The ICON science payload sits on an Orbital ATK LEOStar-2 spacecraft. With the payload attached, the spacecraft weighs approximately 600 pounds and measures 3 feet by 6 feet. ICON flies in an orbit around Earth at a 27-degree inclination and at an altitude of some 360 miles. This places it in position to observe the ionosphere around the equator. ICON aims its instruments for a view of what's happening at the lowest boundary of space at about 55 miles up to 360 miles.
ICON carries four instruments to collect images of the ionosphere and to directly measure characteristics of the space environment through which it flies. Together, the suite of instruments offers a perspective that would otherwise require two or more orbiting spacecraft. The instruments provide the first comprehensive look at this crucial region to help scientists understand – and some day predict – what drives disturbances in the ionosphere.
ICON’s four instruments:
- MIGHTI: The Michelson Interferometer for Global High-resolution Thermospheric Imaging instrument observes the temperature and speed of the neutral atmosphere. These winds and temperature fluctuations are driven by weather patterns closer to Earth’s surface. In turn, the neutral winds drive the motions of the charged particles in space. MIGHTI is built by the Naval Research Laboratory in Washington, DC.
- IVM: The Ion Velocity Meter observes the speed of the charged particle motions, in response to the push of the high altitude winds and the electric fields they generate. The IVM is built by the University of Texas at Dallas.
- EUV: The Extreme Ultra-Violet instrument captures images of oxygen glowing in the upper atmosphere, in order to measure the height and density of the daytime ionosphere.

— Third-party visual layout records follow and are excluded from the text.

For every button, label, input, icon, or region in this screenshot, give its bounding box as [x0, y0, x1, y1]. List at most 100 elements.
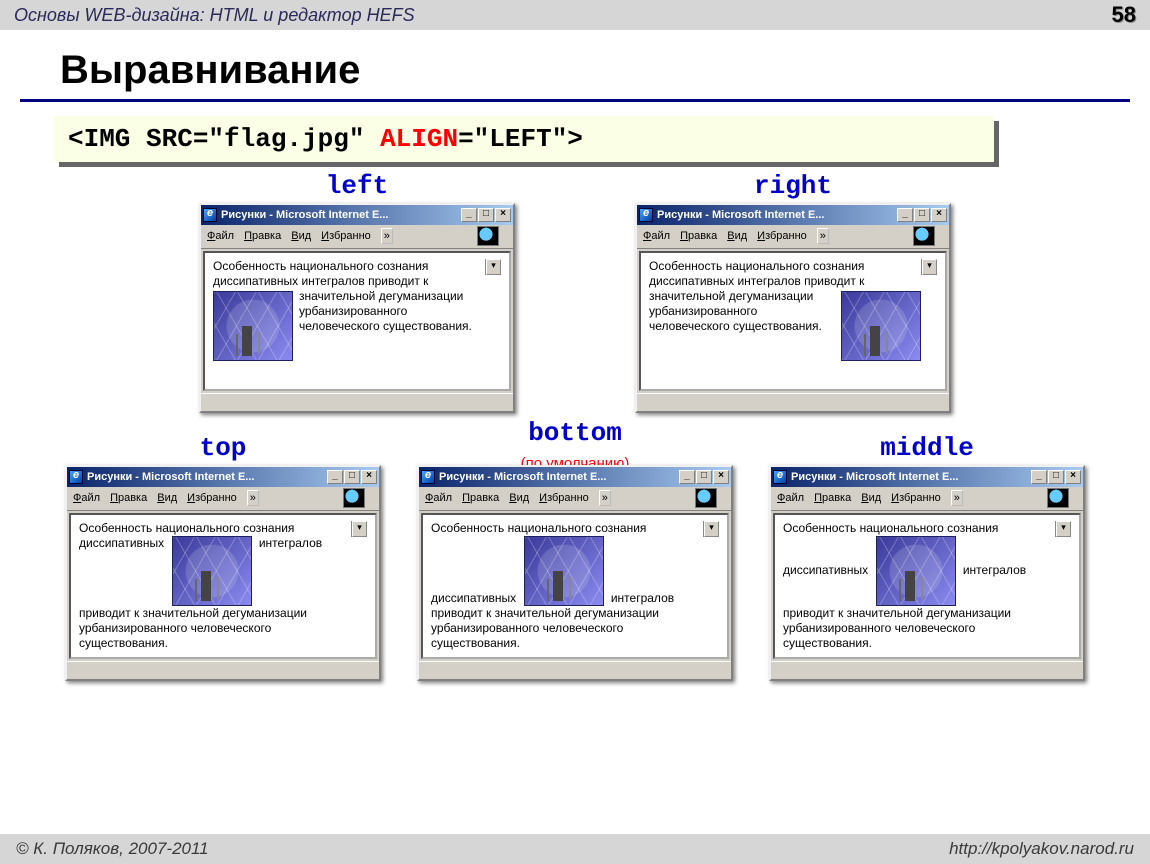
scrollbar[interactable]: ▾ [1055, 521, 1071, 537]
maximize-button[interactable]: □ [914, 208, 930, 222]
ie-icon [639, 208, 653, 222]
content-area: Особенность национального сознания дисси… [421, 513, 729, 659]
titlebar: Рисунки - Microsoft Internet E... _ □ × [67, 467, 379, 487]
text-mid-mid1: диссипативных [783, 563, 868, 577]
preview-bottom: bottom (по умолчанию) Рисунки - Microsof… [417, 419, 733, 681]
statusbar [67, 661, 379, 679]
ie-icon [421, 470, 435, 484]
content-area: Особенность национального сознания дисси… [203, 251, 511, 391]
text-part1: Особенность национального сознания дисси… [213, 259, 428, 288]
ie-icon [69, 470, 83, 484]
maximize-button[interactable]: □ [696, 470, 712, 484]
menu-file[interactable]: Файл [425, 492, 452, 504]
titlebar: Рисунки - Microsoft Internet E... _ □ × [771, 467, 1083, 487]
scrollbar[interactable]: ▾ [703, 521, 719, 537]
page-number: 58 [1112, 2, 1136, 28]
code-example: <IMG SRC="flag.jpg" ALIGN="LEFT"> [54, 116, 994, 162]
menu-view[interactable]: Вид [157, 492, 177, 504]
text-top-after: интегралов [259, 536, 322, 550]
footer-url: http://kpolyakov.narod.ru [949, 839, 1134, 859]
breadcrumb: Основы WEB-дизайна: HTML и редактор HEFS [14, 5, 415, 26]
menu-edit[interactable]: Правка [680, 230, 717, 242]
close-button[interactable]: × [1065, 470, 1081, 484]
text-top-rest: приводит к значительной дегуманизации ур… [79, 606, 307, 650]
minimize-button[interactable]: _ [897, 208, 913, 222]
chevron-right-icon[interactable]: » [951, 490, 963, 506]
align-label-middle: middle [880, 434, 974, 463]
menubar: Файл Правка Вид Избранно » [637, 225, 949, 249]
sample-image [876, 536, 956, 606]
menu-fav[interactable]: Избранно [757, 230, 807, 242]
menu-edit[interactable]: Правка [110, 492, 147, 504]
sample-image [841, 291, 921, 361]
scrollbar[interactable]: ▾ [921, 259, 937, 275]
text-mid-mid2: интегралов [963, 563, 1026, 577]
window-title: Рисунки - Microsoft Internet E... [221, 209, 461, 221]
menu-edit[interactable]: Правка [814, 492, 851, 504]
text-part1: Особенность национального сознания дисси… [649, 259, 864, 288]
ie-window-middle: Рисунки - Microsoft Internet E... _ □ × … [769, 465, 1085, 681]
minimize-button[interactable]: _ [1031, 470, 1047, 484]
close-button[interactable]: × [713, 470, 729, 484]
text-bot-mid1: диссипативных [431, 591, 516, 605]
code-before: <IMG SRC="flag.jpg" [68, 124, 380, 154]
preview-right: right Рисунки - Microsoft Internet E... … [635, 172, 951, 413]
window-title: Рисунки - Microsoft Internet E... [791, 471, 1031, 483]
menubar: Файл Правка Вид Избранно » [771, 487, 1083, 511]
menu-file[interactable]: Файл [643, 230, 670, 242]
preview-top: top Рисунки - Microsoft Internet E... _ … [65, 419, 381, 681]
menu-view[interactable]: Вид [861, 492, 881, 504]
minimize-button[interactable]: _ [679, 470, 695, 484]
menu-file[interactable]: Файл [207, 230, 234, 242]
chevron-right-icon[interactable]: » [817, 228, 829, 244]
ie-logo-icon [1047, 488, 1069, 508]
menubar: Файл Правка Вид Избранно » [201, 225, 513, 249]
ie-window-left: Рисунки - Microsoft Internet E... _ □ × … [199, 203, 515, 413]
close-button[interactable]: × [361, 470, 377, 484]
text-bot-mid2: интегралов [611, 591, 674, 605]
scrollbar[interactable]: ▾ [351, 521, 367, 537]
window-title: Рисунки - Microsoft Internet E... [439, 471, 679, 483]
close-button[interactable]: × [495, 208, 511, 222]
chevron-right-icon[interactable]: » [381, 228, 393, 244]
menu-view[interactable]: Вид [291, 230, 311, 242]
preview-middle: middle Рисунки - Microsoft Internet E...… [769, 419, 1085, 681]
content-area: Особенность национального сознания дисси… [639, 251, 947, 391]
menu-view[interactable]: Вид [509, 492, 529, 504]
menu-file[interactable]: Файл [777, 492, 804, 504]
scrollbar[interactable]: ▾ [485, 259, 501, 275]
close-button[interactable]: × [931, 208, 947, 222]
menu-view[interactable]: Вид [727, 230, 747, 242]
sample-image [213, 291, 293, 361]
menu-fav[interactable]: Избранно [187, 492, 237, 504]
menu-fav[interactable]: Избранно [539, 492, 589, 504]
sample-image [524, 536, 604, 606]
menu-edit[interactable]: Правка [462, 492, 499, 504]
chevron-right-icon[interactable]: » [247, 490, 259, 506]
titlebar: Рисунки - Microsoft Internet E... _ □ × [419, 467, 731, 487]
maximize-button[interactable]: □ [478, 208, 494, 222]
scroll-down-icon[interactable]: ▾ [922, 259, 937, 275]
minimize-button[interactable]: _ [461, 208, 477, 222]
statusbar [419, 661, 731, 679]
titlebar: Рисунки - Microsoft Internet E... _ □ × [637, 205, 949, 225]
menu-edit[interactable]: Правка [244, 230, 281, 242]
menu-file[interactable]: Файл [73, 492, 100, 504]
code-after: ="LEFT"> [458, 124, 583, 154]
menu-fav[interactable]: Избранно [321, 230, 371, 242]
maximize-button[interactable]: □ [1048, 470, 1064, 484]
align-label-top: top [200, 434, 247, 463]
chevron-right-icon[interactable]: » [599, 490, 611, 506]
ie-icon [203, 208, 217, 222]
menu-fav[interactable]: Избранно [891, 492, 941, 504]
align-label-bottom: bottom [528, 418, 622, 448]
sample-image [172, 536, 252, 606]
scroll-down-icon[interactable]: ▾ [352, 521, 367, 537]
maximize-button[interactable]: □ [344, 470, 360, 484]
text-part2: значительной дегуманизации урбанизирован… [649, 289, 822, 333]
scroll-down-icon[interactable]: ▾ [486, 259, 501, 275]
scroll-down-icon[interactable]: ▾ [1056, 521, 1071, 537]
minimize-button[interactable]: _ [327, 470, 343, 484]
ie-window-top: Рисунки - Microsoft Internet E... _ □ × … [65, 465, 381, 681]
scroll-down-icon[interactable]: ▾ [704, 521, 719, 537]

This helps track the response of the space environment to weather in the lower atmosphere. EUV is built by the University of California at Berkeley.
- FUV: The Far Ultra-Violet instrument captures images of the upper atmosphere in the far ultraviolet light range. At night, FUV measures the density of the ionosphere, tracking how it responds to weather in the lower atmosphere. During the day, FUV measures changes in the chemistry of the upper atmosphere -- the source for the charged gases found higher up in space. FUV is built by the University of California at Berkeley.
On June 22, 2020, NASA’s ICON team released scientific data collected during the spacecraft’s first eight months in orbit to the public. The data release features observations from ICON’s four instruments which have been observing the ins and outs of the ionosphere, the sea of charged particles.